The title of his editorial, Judge being commendably cautious in Roeder trial, says exactly what we're thinking.
Hendricks said it best:
And guess what? Despite the continuing hysterical fears from abortion-rights groups, Wilbert is doing exactly what you’d expect from a judge in such a sensitive case.
He’s being careful.
“Every defendant has the right to have his theory of defense presented,” says Carl Cornwell, an Olathe defense attorney who has handled his share of murder cases.
For instance, some mistakenly think Wilbert has already decided to instruct jurors to consider a lesser charge of voluntary manslaughter when it’s time for deliberations. He hasn’t.
Nor is he promising that he’ll allow Roeder’s attorneys to present evidence in support of their client’s contention that he thought he had to kill Tiller to protect others.
All Wilbert has done is left open those options so Roeder can’t later assert in an appeal that he was denied a fair trial.

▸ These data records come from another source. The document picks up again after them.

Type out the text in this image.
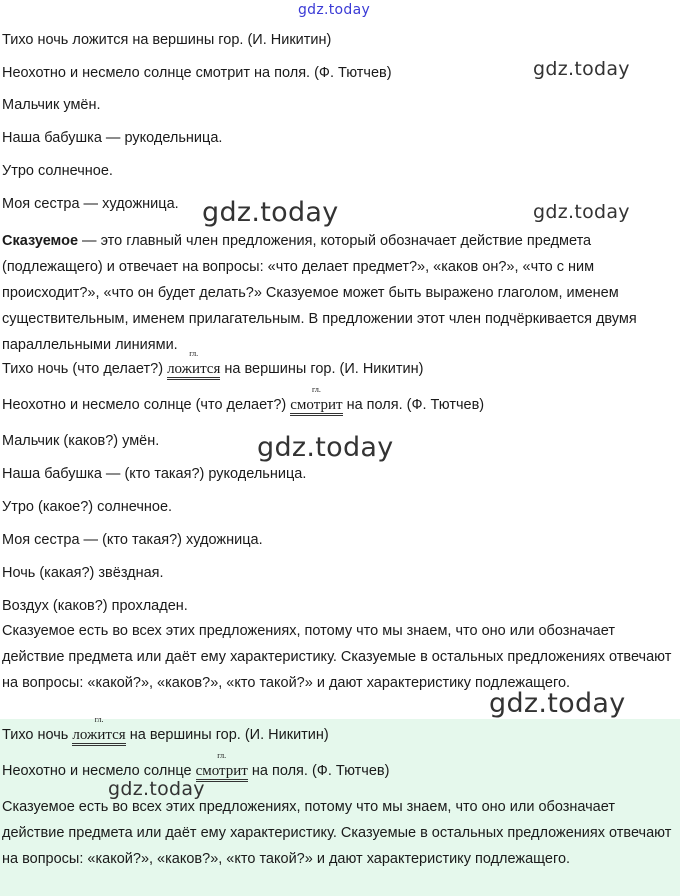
gdz.today
gdz.today
gdz.today	gdz.today
gdz.today
gdz.today
gdz.today
Тихо ночь ложится на вершины гор. (И. Никитин)
Неохотно и несмело солнце смотрит на поля. (Ф. Тютчев)
Мальчик умён.
Наша бабушка — рукодельница.
Утро солнечное.
Моя сестра — художница.
Сказуемое — это главный член предложения, который обозначает действие предмета (подлежащего) и отвечает на вопросы: «что делает предмет?», «каков он?», «что с ним происходит?», «что он будет делать?» Сказуемое может быть выражено глаголом, именем существительным, именем прилагательным. В предложении этот член подчёркивается двумя параллельными линиями.
Тихо ночь (что делает?)
гл.
ложится на вершины гор. (И. Никитин)
Неохотно и несмело солнце (что делает?)
гл.
смотрит на поля. (Ф. Тютчев)
Мальчик (каков?) умён.
Наша бабушка — (кто такая?) рукодельница.
Утро (какое?) солнечное.
Моя сестра — (кто такая?) художница.
Ночь (какая?) звёздная.
Воздух (каков?) прохладен.
Сказуемое есть во всех этих предложениях, потому что мы знаем, что оно или обозначает действие предмета или даёт ему характеристику. Сказуемые в остальных предложениях отвечают на вопросы: «какой?», «каков?», «кто такой?» и дают характеристику подлежащего.
Тихо ночь
гл.
ложится на вершины гор. (И. Никитин)
Неохотно и несмело солнце
гл.
смотрит на поля. (Ф. Тютчев)
Сказуемое есть во всех этих предложениях, потому что мы знаем, что оно или обозначает действие предмета или даёт ему характеристику. Сказуемые в остальных предложениях отвечают на вопросы: «какой?», «каков?», «кто такой?» и дают характеристику подлежащего.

None of us want to see Scott Roeder walk free. But we especially don't want it to happen the way it did the last time he was arrested, because his constitutional rights were violated - something that can be prevented.
Give Judge Wilbert a break. He's following the law and that is what we want in a Judge. If you don't like the law as it is (and there is reason to dislike it for sure) then the appropriate response is to work in the legislature to change the law. Judge Wilbert can't write the law, all he can do is follow it.